Court Opinion

ID: 9476572
Source: CourtListenerOpinion
Date Created: 2023-08-05 05:59:21.376725+00
Date Added: 2024-06-11T17:45:23.544503
License: Public Domain

JON O. NEWMAN, Circuit Judge, with whom PIERCE, Circuit Judge, concurs
(dissenting from denial of rehearing in banc):
As Judge Oakes points out, the panel decision clearly conflicts with decisions of the Supreme Court and this Court by failing even to consider whether the inmate’s thirty-day confinement in segregation, found by the District Court to have resulted from false charges brought by a corrections officer, violates the substantive due process component of the Fourteenth Amendment. Whether a violation has occurred requires consideration of two issues.
The first is whether the inmate’s interest in not being placed in segregation is protected by substantive due process. Following Hewitt v. Helms, 459 U.S. 460, 466-68, 103 S.Ct. 864, 868-70, 74 L.Ed.2d 675 (1983), we have recognized that the source of an inmate’s liberty interest in remaining in the general prison population is state law, rather than the Constitution. Deane v. Dunbar, 777 F.2d 871, 875 (2d Cir.1985). That interest unquestionably enjoys the protection of procedural due process. Whether a liberty interest grounded only on state law also enjoys the protection of substantive due process is a fair question.

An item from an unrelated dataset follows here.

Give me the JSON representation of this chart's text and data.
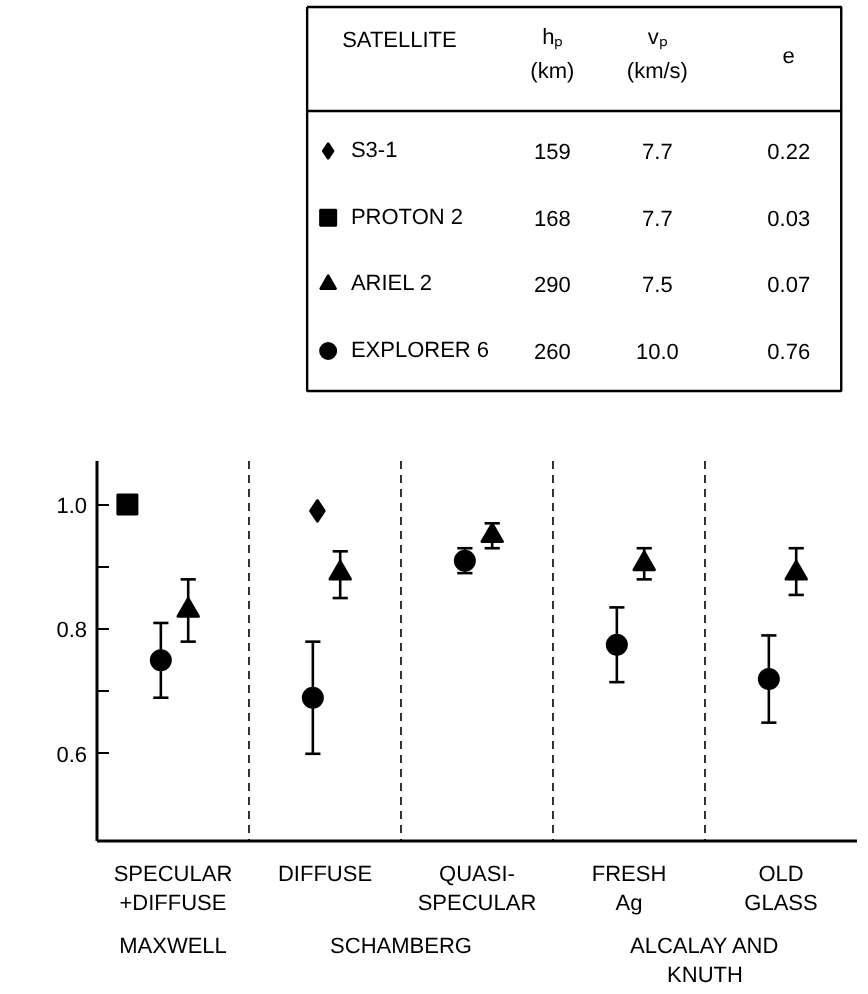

The second issue is whether substantive due process is violated by segregation of a sentenced inmate on the basis of charges known to be false by the corrections officer who initiated them. Unquestionably imprisonment for a conviction obtained by a prosecutor’s knowing use of false testimony is a denial of due process. Napue v. *196Illinois, 360 U.S. 264, 79 S.Ct. 1173, 3 L.Ed.2d 1217 (1959); Alcorta v. Texas, 355 U.S. 28, 78 S.Ct. 103, 2 L.Ed.2d 9 (1957); Mooney v. Holohan, 294 U.S. 103, 112, 55 S.Ct. 340, 341, 79 L.Ed. 791 (1935). The extent to which this principle applies in the context of prison disciplinary proceedings is also a fair question.
However we might decide these two issues, this case should be reheard in banc because the panel, in clear conflict with authoritative law of the Supreme Court and this Court, has decided this case as if substantive due process does not exist.
I dissent from the denial of rehearing in banc.